Trabalhadores do Disney World protestando por melhores salários em março. Foto pelo autor.

Funcionários da Disney em Anaheim, Califórnia, encaram problemas similares. Karen Dist, de 60 anos, trabalha na cozinha da Disneyland há 12 anos e mora num motel com a filha e as duas netas desde 2011. “Vivo de um cheque para o outro, pago $260 por semana. Para alugar um apartamento de dois quartos para nós quatro, pagaríamos $1.800, e um apartamento de um quarto sairia por $1.350”, me disse Dist.

“Com esse aumento, eu poderia guardar algum dinheiro. Agora não tenho nenhuma economia. Seria bom se eles aumentassem o salário, acho que ajudaria muita gente”, me disse Dist, que atualmente recebe $13 por hora. “Eu fazia muita hora extra. Eles não te recompensam, mesmo se você pegar turnos de outras pessoas. É difícil viver com esse salário. Os benefícios médicos são bons, mas você precisa ter um dinheiro guardado. Preciso de sapatos ortopédicos… Tenho dor nas costas todo dia, porque sou baixinha e estou sempre me esticando e dobrando, mas me esforço o máximo que posso.”

Dist me disse que depende de alguns dólares extras que consegue todo mês reciclando garrafas e latinhas para pagar despesas médicas.

A Walt Disney Company está negociando com os sindicatos que representam alguns dos trabalhadores da Disneyland. Além disso, uma aliança de sindicatos atualmente está apoiando uma proposta de votação na cidade de Anaheim para obrigar grandes empregadores, como a Disneyland, a pagar pelo menos $15 por hora, e aumentos que atinjam $18 por hora até 2022. Empresários locais dizem que isso levaria a perda de empregos e redução de horas de trabalho para financiar o aumento.

No Disney World, segundo o presidente do Unite Here 737 Jeremy Haicken, uma votação similar não seria possível porque o parque é parte de uma municipalidade chamada Reedy Creek Improvement District, onde a empresa tem amplos poderes. Mas negociações entre a empresa e os trabalhadores sindicalizados do parque continuam, e os sindicados parecem estar levando a última proposta – que aumentaria os salários, mas limitaria horas e benefícios – a sério.

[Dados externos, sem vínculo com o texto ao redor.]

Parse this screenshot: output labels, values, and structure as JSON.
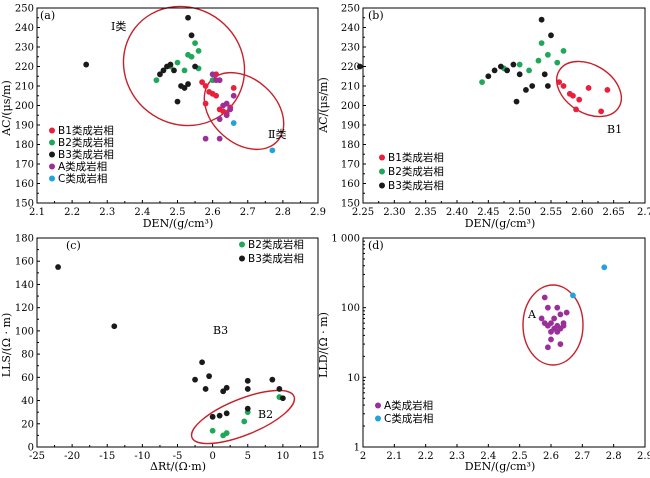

“Essa proposta é um passo importante nos nossos esforços para conquistar um salário digno para todos os trabalhadores de hospitalidade da Flórida Central, mas precisamos considerá-la com cuidado”, os sindicatos disseram aos empregados do Disney World numa declaração. “O aumento proposto pela Disney viria às custas de outras proteções-chave, de hora extra a férias, e seus direitos dentro do trabalho. Se fecharmos o acordo, queremos que ele seja justo.”

Enquanto isso, muitos trabalhadores estão lutando para sobreviver.

“Vivo da mão para a boca”, me disse Patterson. “Tento fazer o que posso com o pouco que consigo.”